When a grocery list stays short, meal prep gets easier and the odds of falling back on random takeout drop a lot. That is especially useful on weeks when motivation is not the problem, time is.

Frequently asked questions

How many calories are in this weight loss plan?

This version lands at about 1,500 calories, which is a common starting point for a structured deficit. The exact number matters less than repeating a plan you can actually follow for a full week.
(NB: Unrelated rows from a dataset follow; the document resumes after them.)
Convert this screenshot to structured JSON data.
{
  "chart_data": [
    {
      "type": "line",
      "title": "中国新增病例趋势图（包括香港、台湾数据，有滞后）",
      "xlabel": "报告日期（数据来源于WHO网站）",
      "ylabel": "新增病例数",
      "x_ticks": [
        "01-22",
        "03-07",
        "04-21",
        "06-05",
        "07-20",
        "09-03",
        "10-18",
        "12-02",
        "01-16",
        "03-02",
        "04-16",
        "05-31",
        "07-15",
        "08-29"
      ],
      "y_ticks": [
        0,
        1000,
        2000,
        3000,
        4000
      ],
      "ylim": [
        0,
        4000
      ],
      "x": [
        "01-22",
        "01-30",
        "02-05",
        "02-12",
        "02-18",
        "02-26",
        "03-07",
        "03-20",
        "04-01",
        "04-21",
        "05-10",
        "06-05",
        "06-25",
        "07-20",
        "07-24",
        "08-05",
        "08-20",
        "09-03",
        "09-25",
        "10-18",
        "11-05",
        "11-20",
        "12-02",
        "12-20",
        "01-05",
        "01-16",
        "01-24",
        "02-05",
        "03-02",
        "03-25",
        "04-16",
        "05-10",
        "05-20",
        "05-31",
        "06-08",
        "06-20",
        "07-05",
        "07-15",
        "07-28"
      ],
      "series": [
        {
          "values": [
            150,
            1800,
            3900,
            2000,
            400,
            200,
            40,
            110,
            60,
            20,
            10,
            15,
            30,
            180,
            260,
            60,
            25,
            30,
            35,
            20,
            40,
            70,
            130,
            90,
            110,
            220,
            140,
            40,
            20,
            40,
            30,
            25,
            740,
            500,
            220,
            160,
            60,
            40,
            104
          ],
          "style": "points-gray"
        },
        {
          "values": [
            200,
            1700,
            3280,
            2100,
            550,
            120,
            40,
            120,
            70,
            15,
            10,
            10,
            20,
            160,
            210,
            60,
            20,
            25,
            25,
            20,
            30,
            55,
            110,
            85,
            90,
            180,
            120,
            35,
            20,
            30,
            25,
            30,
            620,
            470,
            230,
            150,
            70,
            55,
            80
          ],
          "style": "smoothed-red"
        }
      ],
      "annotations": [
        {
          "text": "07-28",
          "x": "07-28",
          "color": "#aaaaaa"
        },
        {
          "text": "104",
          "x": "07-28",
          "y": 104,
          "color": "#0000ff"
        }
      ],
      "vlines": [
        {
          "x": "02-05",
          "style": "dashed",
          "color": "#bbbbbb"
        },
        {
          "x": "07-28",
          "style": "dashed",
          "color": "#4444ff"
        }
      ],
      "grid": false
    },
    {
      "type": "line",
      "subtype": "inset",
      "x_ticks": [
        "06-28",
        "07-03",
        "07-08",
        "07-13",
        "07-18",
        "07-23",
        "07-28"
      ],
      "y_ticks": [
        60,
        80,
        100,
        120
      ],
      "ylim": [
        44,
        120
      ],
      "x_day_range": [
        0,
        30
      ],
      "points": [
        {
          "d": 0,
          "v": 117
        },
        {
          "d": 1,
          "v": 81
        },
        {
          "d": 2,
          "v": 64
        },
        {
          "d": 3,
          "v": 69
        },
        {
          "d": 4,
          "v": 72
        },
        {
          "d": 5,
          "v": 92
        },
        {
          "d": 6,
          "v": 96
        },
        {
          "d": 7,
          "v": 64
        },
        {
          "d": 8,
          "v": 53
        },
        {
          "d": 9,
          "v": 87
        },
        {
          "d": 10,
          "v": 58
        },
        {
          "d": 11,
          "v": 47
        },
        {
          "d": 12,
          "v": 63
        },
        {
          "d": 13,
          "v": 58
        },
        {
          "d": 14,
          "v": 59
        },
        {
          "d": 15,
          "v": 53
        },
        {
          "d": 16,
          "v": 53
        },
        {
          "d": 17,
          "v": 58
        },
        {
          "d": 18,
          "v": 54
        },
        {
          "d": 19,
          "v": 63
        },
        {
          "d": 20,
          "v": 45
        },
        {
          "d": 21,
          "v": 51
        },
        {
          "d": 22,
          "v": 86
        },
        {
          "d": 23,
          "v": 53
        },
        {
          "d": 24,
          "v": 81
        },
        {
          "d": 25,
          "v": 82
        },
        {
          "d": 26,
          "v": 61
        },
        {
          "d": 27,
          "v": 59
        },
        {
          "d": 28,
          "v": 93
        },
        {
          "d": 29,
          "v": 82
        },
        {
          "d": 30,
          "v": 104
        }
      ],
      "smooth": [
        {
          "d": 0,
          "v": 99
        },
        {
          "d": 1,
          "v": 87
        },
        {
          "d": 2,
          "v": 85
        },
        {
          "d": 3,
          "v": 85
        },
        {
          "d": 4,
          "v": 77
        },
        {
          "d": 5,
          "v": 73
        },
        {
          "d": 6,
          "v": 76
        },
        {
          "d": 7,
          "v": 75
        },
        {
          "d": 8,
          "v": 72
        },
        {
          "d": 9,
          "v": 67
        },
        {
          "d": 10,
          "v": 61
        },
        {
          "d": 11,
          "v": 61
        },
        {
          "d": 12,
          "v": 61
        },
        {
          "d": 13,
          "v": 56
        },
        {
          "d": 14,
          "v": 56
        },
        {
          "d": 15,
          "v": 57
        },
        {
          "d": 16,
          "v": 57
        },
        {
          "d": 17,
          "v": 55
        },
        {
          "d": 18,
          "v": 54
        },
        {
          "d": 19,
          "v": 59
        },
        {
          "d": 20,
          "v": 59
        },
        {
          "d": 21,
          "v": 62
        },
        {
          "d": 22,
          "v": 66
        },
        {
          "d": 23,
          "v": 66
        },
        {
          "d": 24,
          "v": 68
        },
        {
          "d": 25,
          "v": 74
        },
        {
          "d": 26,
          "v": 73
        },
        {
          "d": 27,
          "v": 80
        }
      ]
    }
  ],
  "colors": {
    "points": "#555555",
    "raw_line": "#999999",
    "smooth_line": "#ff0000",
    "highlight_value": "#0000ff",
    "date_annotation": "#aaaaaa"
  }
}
Will this help me lose weight?

It can, if 1,500 calories is below your maintenance needs. That is why using Calory or a calorie calculator matters, because the same plan can be a deficit for one person and maintenance for another.

What if I get hungry?

Increase protein, add extra vegetables, and keep a small buffer of calories for the evening. Most people blow up weight loss plans with unplanned bites, not the core meals.